- The Washington Times - Monday, January 10, 2005

Asian nations battered by last month’s Indian Ocean tsunami are asking for trade concessions, as well as outright aid, to help their economies recover.

Sri Lanka is trying to build support for lower tariffs on its clothing exports, and Thailand and India are hoping that the U.S. International Trade Commission (USITC) will reconsider recently imposed duties on shrimp.

The countries hit hardest by the Dec. 26 natural disaster — Indonesia, Sri Lanka, India, Thailand, the Maldives, Burma, the Seychelles and Somalia — paid close to $1.8 billion in duties to the U.S. Treasury in 2003, about five times more than the U.S. government has promised in aid for the tsunami region so far. The figure is about 11 percent of all duties collected by the United States, according to USITC data.

In Sri Lanka, the clothing industry employs about 15 percent of the country’s work force, and accounts for more than half of all goods exported. The country paid $218.8 million in duties on $499 million in garment exports to the United States in 2003. Exports to the 25-nation European Union also are heavily taxed.

“The European Union and the USA should help disaster-struck countries by immediately improving access to their markets for the clothing and textile exports that are vital to the region’s economies,” the charity Oxfam International said in a document released Friday. Oxfam, generally critical of American and European trade policies, has staff in the region working on relief efforts.

Reuters on Sunday reported that the island nation’s apparel industry was not severely hampered by the tsunami, but that local industry officials see lower tariffs as a way to bolster the economy.

“All we are asking for is a duty suspension by those markets for a period of three years, to give us a leg up immediately. Trade concessions will be much better and more long-lasting than tsunami aid,” Ashroff Omar, chief executive officer of Brandix Lanka Ltd., the country’s second-largest textile and garment maker, told Reuters.

U.S. textile manufacturers oppose lowering the tariffs, and say that competitive pressure from China will do more damage to Sri Lanka’s economy than the recent disaster.

Indonesia and India also send large amounts of clothing to the United States, roughly $2.2 billion each in 2003, though India thus far has refused outside help and Indonesia appears more focused on pressing for international relief from hefty debts.

“Certainly if Sri Lanka asks, everybody else is going to jump on the boat,” said Lloyd Wood, spokesman for the American Manufacturing Trade Action Coalition, a U.S. industry group.

Thailand exports about $2 billion of shrimp per year, roughly half of that to the United States. The industry accounts for 1 to 2 percent of the country’s economic output, according to the Thai Embassy.

The USITC last week slapped duties averaging 17.22 percent on shrimp imports from six countries, including Thailand and India.

The panel said that the countries had violated U.S. trade laws by unfairlyselling their products below the cost of production in the United States.
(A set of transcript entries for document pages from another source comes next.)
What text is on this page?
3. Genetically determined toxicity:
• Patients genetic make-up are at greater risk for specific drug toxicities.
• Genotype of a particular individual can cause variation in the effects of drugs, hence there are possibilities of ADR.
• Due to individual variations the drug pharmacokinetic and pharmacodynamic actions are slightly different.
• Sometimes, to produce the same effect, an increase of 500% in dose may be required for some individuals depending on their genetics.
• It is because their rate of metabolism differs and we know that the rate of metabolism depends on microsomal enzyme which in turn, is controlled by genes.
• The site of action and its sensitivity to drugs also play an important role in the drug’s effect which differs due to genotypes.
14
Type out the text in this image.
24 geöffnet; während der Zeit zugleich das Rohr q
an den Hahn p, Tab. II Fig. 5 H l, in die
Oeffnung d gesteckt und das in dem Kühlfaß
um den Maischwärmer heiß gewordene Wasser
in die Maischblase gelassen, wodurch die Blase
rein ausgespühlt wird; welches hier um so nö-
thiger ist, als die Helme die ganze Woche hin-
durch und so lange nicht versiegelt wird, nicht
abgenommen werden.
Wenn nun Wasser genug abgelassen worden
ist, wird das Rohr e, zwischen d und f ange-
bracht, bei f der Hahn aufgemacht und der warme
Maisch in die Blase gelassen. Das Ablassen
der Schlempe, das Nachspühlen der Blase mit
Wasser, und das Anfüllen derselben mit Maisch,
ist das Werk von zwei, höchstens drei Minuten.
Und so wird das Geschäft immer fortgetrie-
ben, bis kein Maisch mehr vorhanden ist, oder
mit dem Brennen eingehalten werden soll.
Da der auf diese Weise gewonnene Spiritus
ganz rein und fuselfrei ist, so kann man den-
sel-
While the U.S. shrimp industry praised the decision, the timing for Thailand and India was poor.

“It’s bad enough these people suffered the devastation of a tsunami, but then to tax one of their exports is a mistake,” said Ken Pierce, who is a Washington-based attorney for the Thai Frozen Foods Association and some Thai shrimp exporters.

About one-third of Thailand’s shrimp larvae are hatched in Phuket, a city on the Andaman Sea that was hard-hit by the tsunami, Mr. Pierce said.

The USITC recognized the possible impact of the tsunami on India’s and Thailand’s economies and said that it may reconsider the decision to impose tariffs, a process that can take about four months.